IT Examiner School

Examiner: So the Audit Committee is not involved in the process? NA Fossil: Yes, all responses are provided to Mr. Bose.

Examiner: Your responses indicate that you do not use standard baseline configurations for hardware/software. Is that correct? NA Fossil: Just for non-critical and most medium devices. At this time, we don’t have that many types of devices. However, we have a project to get this established since we are starting to grow and adding more devices, thus we need this done. Also, the auditors noted via the CAT that we are at baseline for our critical/most important devices.

Examiner: Does Contingent also help you with the risk assessment process? NA Fossil: As the auditor, they are an integral part of this process.

Examiner: So, Contingent provides guidance on the validity of the risk assessments? NA Fossil: No. We look at their audits and change our risk factor depending the findings.
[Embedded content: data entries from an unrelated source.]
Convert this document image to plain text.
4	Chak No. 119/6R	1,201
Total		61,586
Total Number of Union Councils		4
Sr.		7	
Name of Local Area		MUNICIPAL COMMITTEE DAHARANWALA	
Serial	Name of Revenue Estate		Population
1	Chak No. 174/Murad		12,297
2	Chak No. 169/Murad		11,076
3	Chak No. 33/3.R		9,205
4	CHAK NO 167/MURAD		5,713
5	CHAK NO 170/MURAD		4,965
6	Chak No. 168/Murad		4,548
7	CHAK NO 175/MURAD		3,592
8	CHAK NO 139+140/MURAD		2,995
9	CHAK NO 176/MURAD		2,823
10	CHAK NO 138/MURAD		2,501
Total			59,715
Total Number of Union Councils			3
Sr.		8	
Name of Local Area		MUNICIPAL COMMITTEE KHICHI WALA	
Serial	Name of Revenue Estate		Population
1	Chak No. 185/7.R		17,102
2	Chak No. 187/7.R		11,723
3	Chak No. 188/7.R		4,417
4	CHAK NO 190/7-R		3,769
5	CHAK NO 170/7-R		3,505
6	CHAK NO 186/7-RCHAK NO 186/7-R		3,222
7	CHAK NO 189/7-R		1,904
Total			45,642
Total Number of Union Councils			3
Examiner: Have you had any security incidents? NA Fossil: Intelligent. Inc. has not reported any incidents for the IDS and firewall. Network server logs have not indicated any breaches either. As you may recall, we did have that DDoS threat not long ago.

Examiner: Have you had any other threats? NA Fossil: No, just the one we gave you.

Examiner: You seem to have a lot of responsibilities here. Who reviews your activity? NA Fossil: No one directly. I’m very careful and no one has complained.